4. Throw the toothpick away.

5. Stand a thin glass cover slip on its edge near the drop of dye.

6. Slowly lower the other side of the cover slip until it covers the dye completely. Make sure there are no air bubbles.

7. Make sure the lowest power lens (the shortest lens) is in place over the stage. Place the slide onto the stage of the microscope.

8. Look through the eyepiece and turn the coarse focus knob (the largest knob) until an image comes into focus. It should look like scattered blobs. Move the slide around until a nice cluster of blobs moves into the center of your image.

9. Use the fine focus knob (the smallest knob) to make the image as focused as possible.

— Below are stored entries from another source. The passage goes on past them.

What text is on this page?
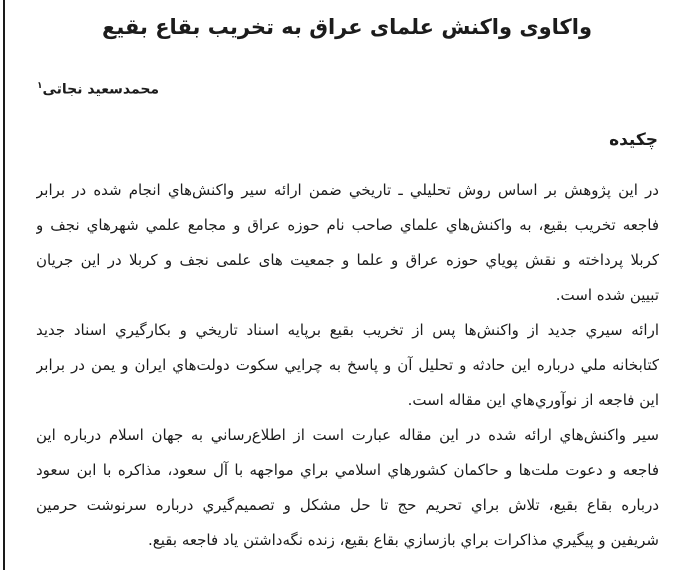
واکاوی واکنش علمای عراق به تخریب بقاع بقیع
محمدسعید نجاتی$^۱$
چکیده
در این پژوهش بر اساس روش تحلیلي ـ تاریخي ضمن ارائه سیر واکنش‌هاي انجام شده در برابر
فاجعه تخریب بقیع، به واکنش‌هاي علماي صاحب نام حوزه عراق و مجامع علمي شهرهاي نجف و
کربلا پرداخته و نقش پویاي حوزه عراق و علما و جمعیت های علمی نجف و کربلا در این جریان
تبیین شده است.
ارائه سیري جدید از واکنش‌ها پس از تخریب بقیع برپایه اسناد تاریخي و بکارگیري اسناد جدید
کتابخانه ملي درباره این حادثه و تحلیل آن و پاسخ به چرایي سکوت دولت‌هاي ایران و یمن در برابر
این فاجعه از نوآوري‌هاي این مقاله است.
سیر واکنش‌هاي ارائه شده در این مقاله عبارت است از اطلاع‌رساني به جهان اسلام درباره این
فاجعه و دعوت ملت‌ها و حاکمان کشورهاي اسلامي براي مواجهه با آل سعود، مذاکره با ابن سعود
درباره بقاع بقیع، تلاش براي تحریم حج تا حل مشکل و تصمیم‌گیري درباره سرنوشت حرمین
شریفین و پیگیري مذاکرات براي بازسازي بقاع بقیع، زنده نگه‌داشتن یاد فاجعه بقیع.
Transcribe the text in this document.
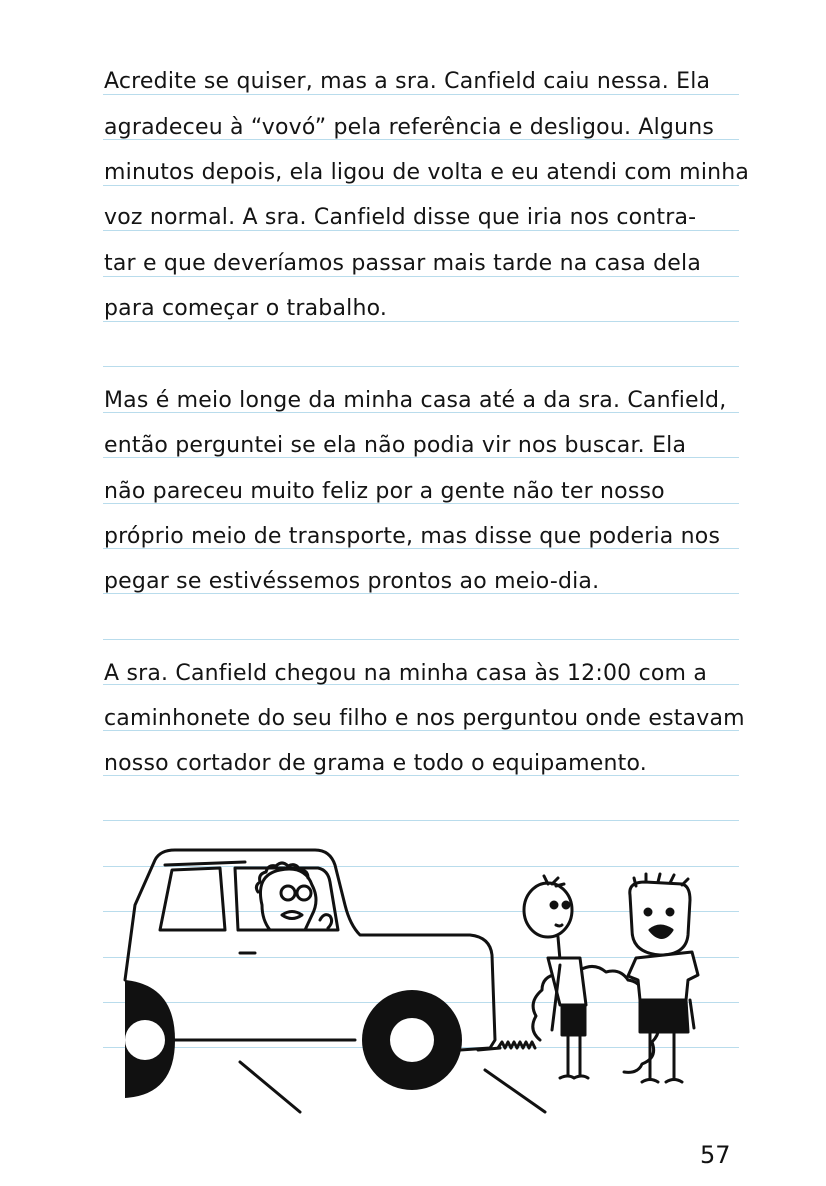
Acredite se quiser, mas a sra. Canfield caiu nessa. Ela
agradeceu à “vovó” pela referência e desligou. Alguns
minutos depois, ela ligou de volta e eu atendi com minha
voz normal. A sra. Canfield disse que iria nos contra-
tar e que deveríamos passar mais tarde na casa dela
para começar o trabalho.
Mas é meio longe da minha casa até a da sra. Canfield,
então perguntei se ela não podia vir nos buscar. Ela
não pareceu muito feliz por a gente não ter nosso
próprio meio de transporte, mas disse que poderia nos
pegar se estivéssemos prontos ao meio-dia.
A sra. Canfield chegou na minha casa às 12:00 com a
caminhonete do seu filho e nos perguntou onde estavam
nosso cortador de grama e todo o equipamento.
57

10. In your lab notebook, draw a picture of what you see. Label the picture “Human cheek cells 40x”. Label as many parts of the cell as you can see.

11. Looking from the SIDE of the microscope, NOT through the eyepiece, rotate the lenses to the 100x lens. If you need to, use the fine focus knob (the smallest knob) to get the image into focus.

12. Again, looking from the SIDE of the microscope, rotate the lenses to the 400x lens. If you need to, use the fine focus knob (the smallest knob) to get the image into focus.

13. In your lab notebook, draw a picture of what you see. Label the picture “Human cheek cells 400x”. Label as many parts of the cell as you can see.

Switch to the lowest power lens and THEN remove the slide.